Sehr geehrter Herr Landrat Allgaier,
lieber Kolleginnen und Kollegen,
meine sehr verehrten Damen und Herren,

der Haushaltsplan 2022 wurde im Oktober eingebracht, in den Ausschüssen beraten und die seit der Einbringung bekannt gewordenen Änderungen eingearbeitet.

Der Plan schließt mit einem Verlust im Ergebnishaushalt von rund 9 Mio. Euro. Angesichts von fast 200. Mio. Überschüssen von 2012 bis 2020 haushaltsrechtlich völlig harmlos. Der erwartete Finanzierungsmittelbedarf von rund 34 Mio. Euro soll über 20 Mio. € neue Kredite gedeckt werden. Da auch 3,6 Mio. getilgt werden, beträgt die Nettokreditaufnahme ca. 16,4 Mio. Euro. 17,5 Mio. sollen über die vorhandenen Rücklagen gedeckt werden. Das ist alles im grünen Bereich.
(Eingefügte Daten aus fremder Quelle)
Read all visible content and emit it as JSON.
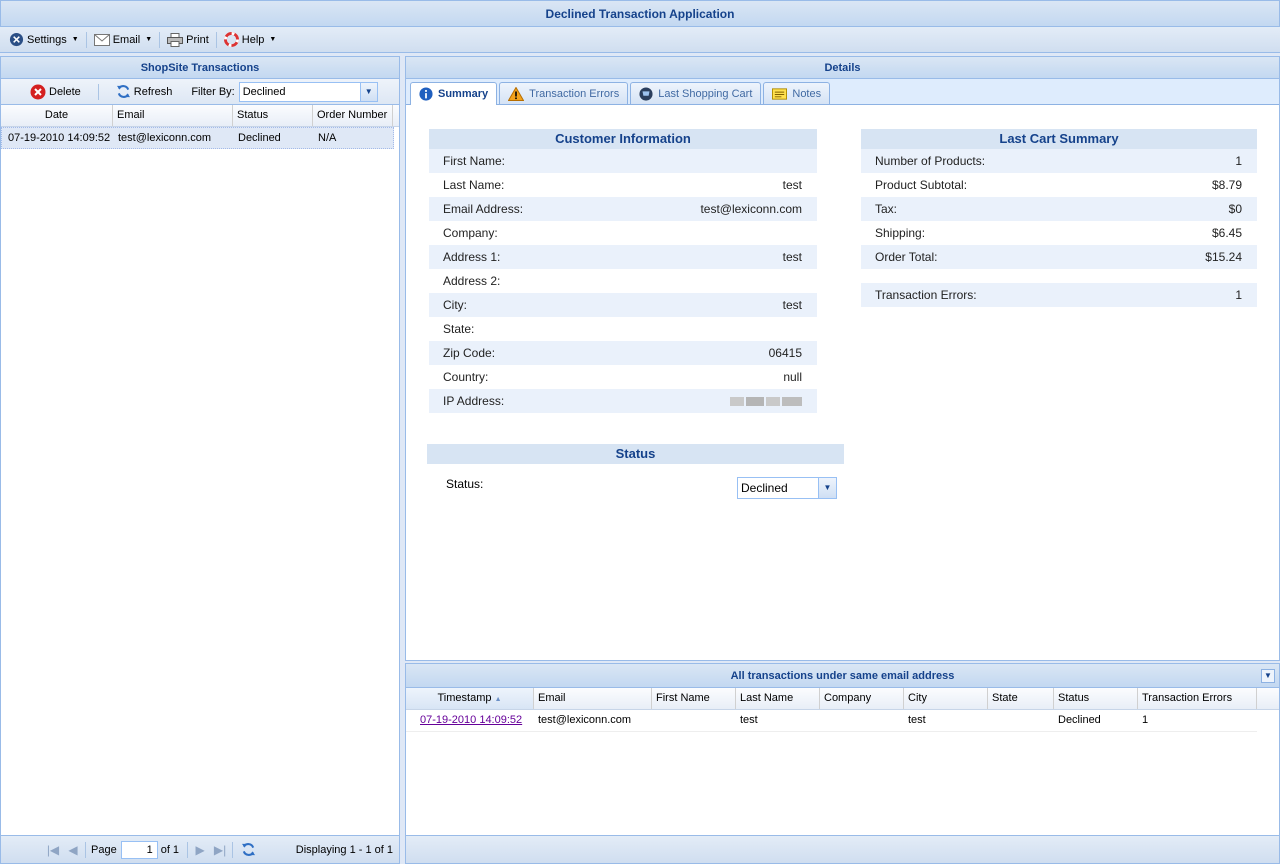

Die Freien Wähler werden diesem Haushaltplan zustimmen. Er ist in der Gesamtbetrachtung in Ordnung, die finanzierten Maßnahmen angemessen. Der Plan muss keine Vorbelastungen aus den vergangenen Haushaltsjahren verkraften, im Gegenteil, das Jahr 2020 war besser als geplant, das laufende Jahr 2021 wird auch besser abschließen. Die Steuerschätzung vom November brachte für den Landkreis weitere Verbesserungen, der Plan ist also nicht auf Kante genäht.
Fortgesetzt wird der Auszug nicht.